Scrape controller-manager and scheduler metrics
Closed, ResolvedPublic

Description

We should add scraping of kube-controller-manager and kube-scheduler metrics for our >= 1.23 Kubernetes clusters.

For this we need to:

  • change --bind-address for both components
  • add --tls-cert-file and --tls-private-key-file for both components
  • add scraping config to prometheus k8s.pp

kube-controller-manager metrics count:

curl -ks --cert /etc/kubernetes/pki/wikikube_staging__kubernetes-admin.pem --key /etc/kubernetes/pki/wikikube_staging__kubernetes-admin-key.pem https://127.0.0.1:10257/metrics | grep -v "^#" -c
1915

kube-sheduler metrics count:

curl -ks --cert /etc/kubernetes/pki/wikikube_staging__kubernetes-admin.pem --key /etc/kubernetes/pki/wikikube_staging__kubernetes-admin-key.pem https://127.0.0.1:10259/metrics | grep -v "^#" -c
349

Those a per cluster and control plane obviously so (1915 + 349) * 2 == 4528 per prometheus instance

From the kube-scheduler there is also the /metrics/resources endpoint exposing kube_pod_resource_request and kube_pod_resource_limits on a per container basis, but I think we're better of scraping those from T264625: Deploy kube-state-metrics

Event Timeline

JMeybohm moved this task from Incoming 🐫 to ⎈Kubernetes on the serviceops board.
JMeybohm updated the task description. (Show Details)

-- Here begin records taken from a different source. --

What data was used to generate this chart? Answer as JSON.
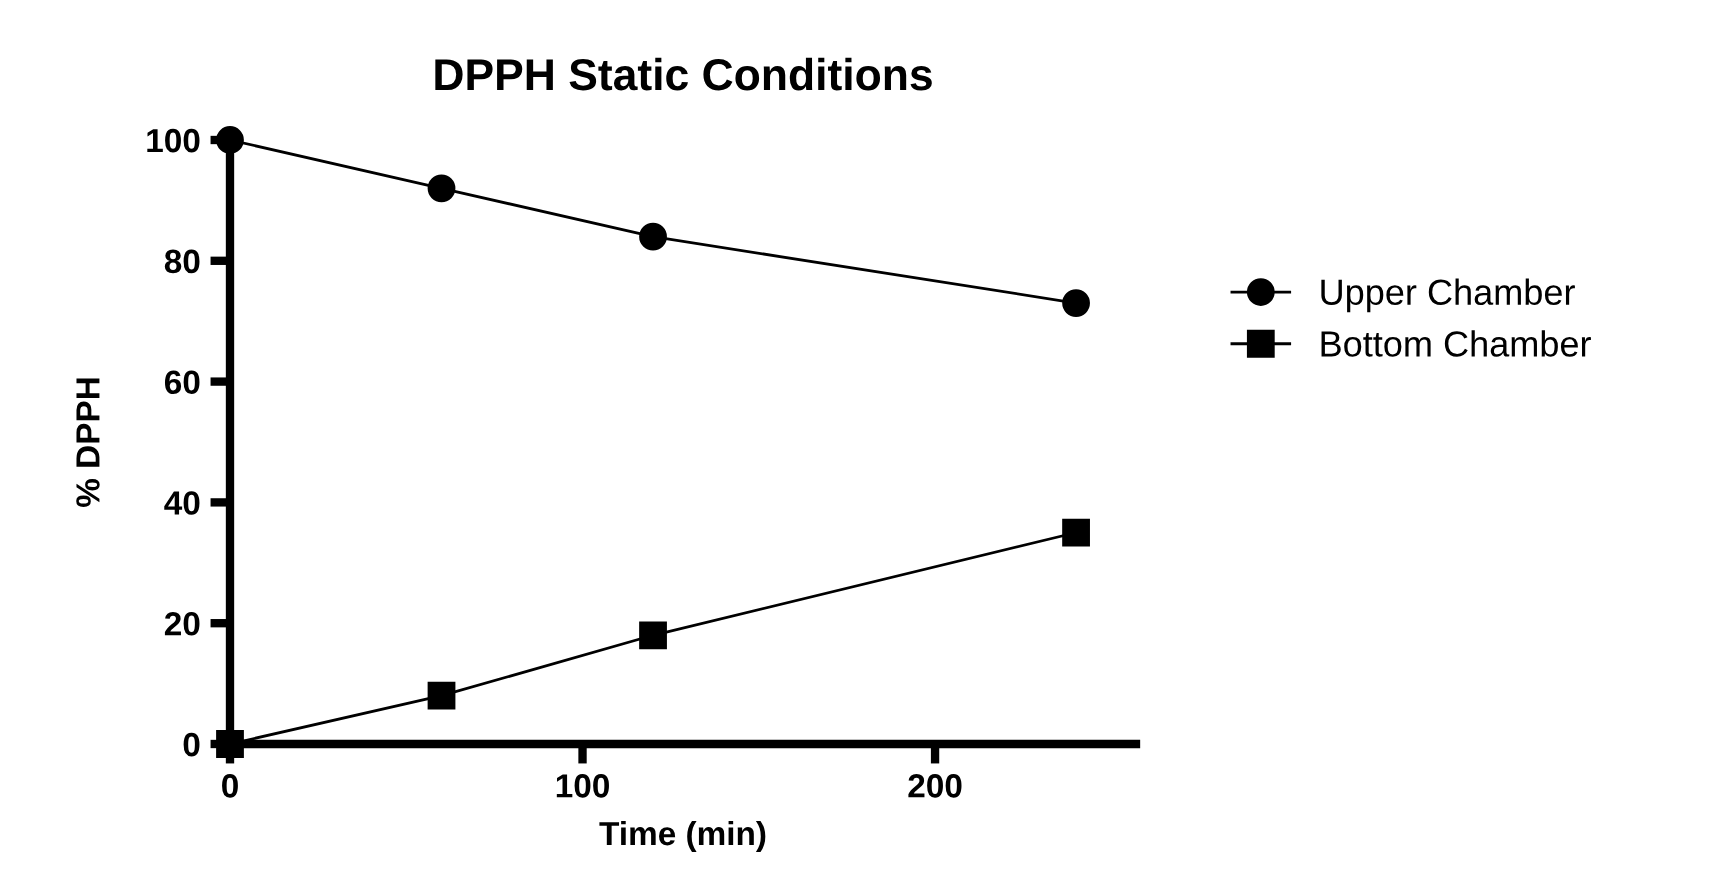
{
  "chart_data": {
    "type": "line",
    "title": "DPPH Static Conditions",
    "xlabel": "Time (min)",
    "ylabel": "% DPPH",
    "x": [
      0,
      60,
      120,
      240
    ],
    "series": [
      {
        "name": "Upper Chamber",
        "color": "#000000",
        "marker": "circle",
        "values": [
          100,
          92,
          84,
          73
        ]
      },
      {
        "name": "Bottom Chamber",
        "color": "#000000",
        "marker": "square",
        "values": [
          0,
          8,
          18,
          35
        ]
      }
    ],
    "xlim": [
      0,
      257
    ],
    "xticks": [
      0,
      100,
      200
    ],
    "ylim": [
      0,
      100
    ],
    "yticks": [
      0,
      20,
      40,
      60,
      80,
      100
    ],
    "grid": false,
    "legend": "right",
    "line_style": "solid"
  }
}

Change 959249 had a related patch set uploaded (by JMeybohm; author: JMeybohm):

[operations/puppet@production] k8s: Scrape controller-manager and scheduler metrics

https://gerrit.wikimedia.org/r/959249

Change 959257 had a related patch set uploaded (by JMeybohm; author: JMeybohm):

[operations/puppet@production] prometheus::k8s: Scape scheduler and controller-manager

https://gerrit.wikimedia.org/r/959257

Change 959249 merged by JMeybohm:

[operations/puppet@production] k8s: Scrape controller-manager and scheduler metrics

https://gerrit.wikimedia.org/r/959249

Change 959257 merged by JMeybohm:

[operations/puppet@production] prometheus::k8s: Scape scheduler and controller-manager

https://gerrit.wikimedia.org/r/959257